Pensemos nos grandes vilões do cinema,
Hera Venenosa e Batman são a coisa mais sexy do mundo, todo mundo adora ver ela
se entrelaçando com ele, e ninguém grita revoltado “Ora, mas ela não presta”,
simplesmente curtem o beijo. Pra não falar que muitas vezes fazem ode ao amor
como meio de regenerar alguém, mas quando o caso é do beijo gay, esquece-se de
tudo e resumem o avanço a “O cara não presta, isso é um insulto”.

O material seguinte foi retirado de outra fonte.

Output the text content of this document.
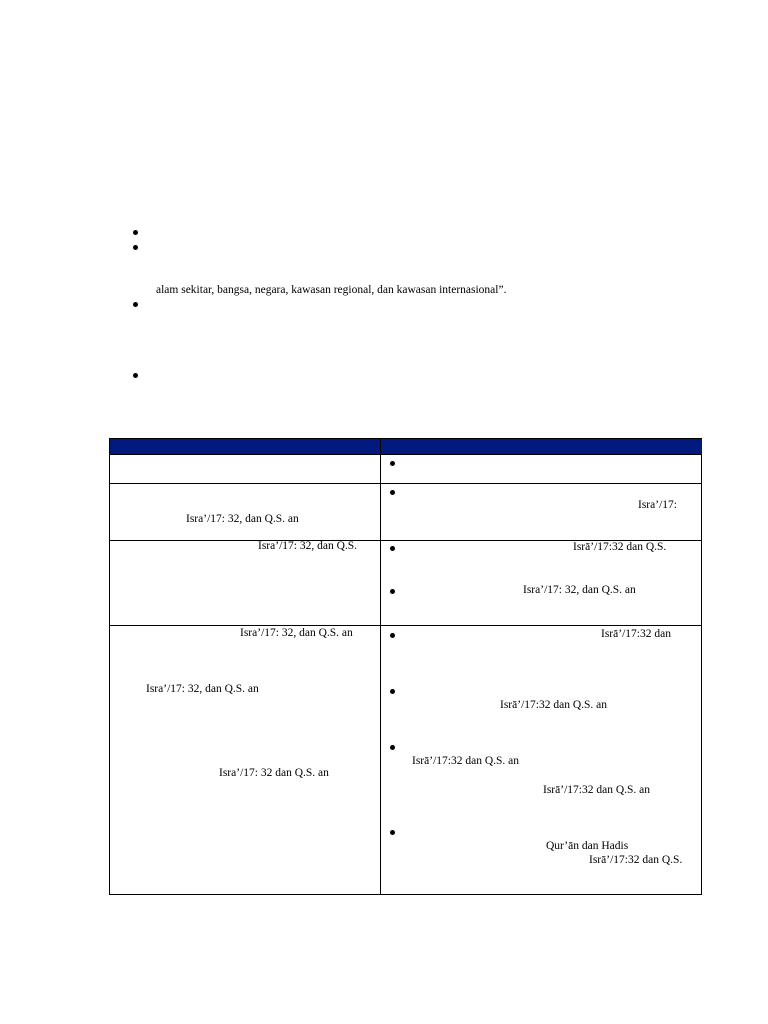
alam sekitar, bangsa, negara, kawasan regional, dan kawasan internasional”.
Isra’/17: 32, dan Q.S. an
Isra’/17:
Isra’/17: 32, dan Q.S.	Isrā’/17:32 dan Q.S.
Isra’/17: 32, dan Q.S. an
Isra’/17: 32, dan Q.S. an
Isra’/17: 32, dan Q.S. an
Isra’/17: 32 dan Q.S. an
Isrā’/17:32 dan
Isrā’/17:32 dan Q.S. an
Isrā’/17:32 dan Q.S. an
Isrā’/17:32 dan Q.S. an
Qur’ān dan Hadis
Isrā’/17:32 dan Q.S.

Temos outro detalhe, parece que o beijo
não foi aquele beijo caliente, como no caso das mulheres do outro canal, então
ficam decepcionados porque dois homens não se atracaram como bichos, mas talvez
seja esta a grande transgressão, seria natural esperar comportamento delicado
de duas mulheres, mas ainda não aceitam o momento delicado entre dois homens,
algo terno, sem nada demais, porque o beijo é assim, sem nada demais, é muito
mais transgressor mostrar dois homens delicados e suaves do que dois caras se
atracando. E qual o efeito colateral desta tática? Combate-se o preconceito e
de quebra insere na imaginação popular o desejo de ver dois homens se atracando
com fervor, acho que por este lado, “a causa” foi extremamente feliz e sapateou
legal no inconsciente popular. Quando uma população deseja ver duas figuras
másculas se entregando violentamente porque ficaram decepcionadas com um beijo
meia boca, é porque o mundo conseguiu caminhar um pouco rumo à liberdade sexual.
Quando dois homens se beijando são elevados ao status de fetiche, como sempre
foram as mulheres, é porque a humanidade pode sentir orgulho de si mesma, por
terem vencido uma barreira ridícula de preconceito.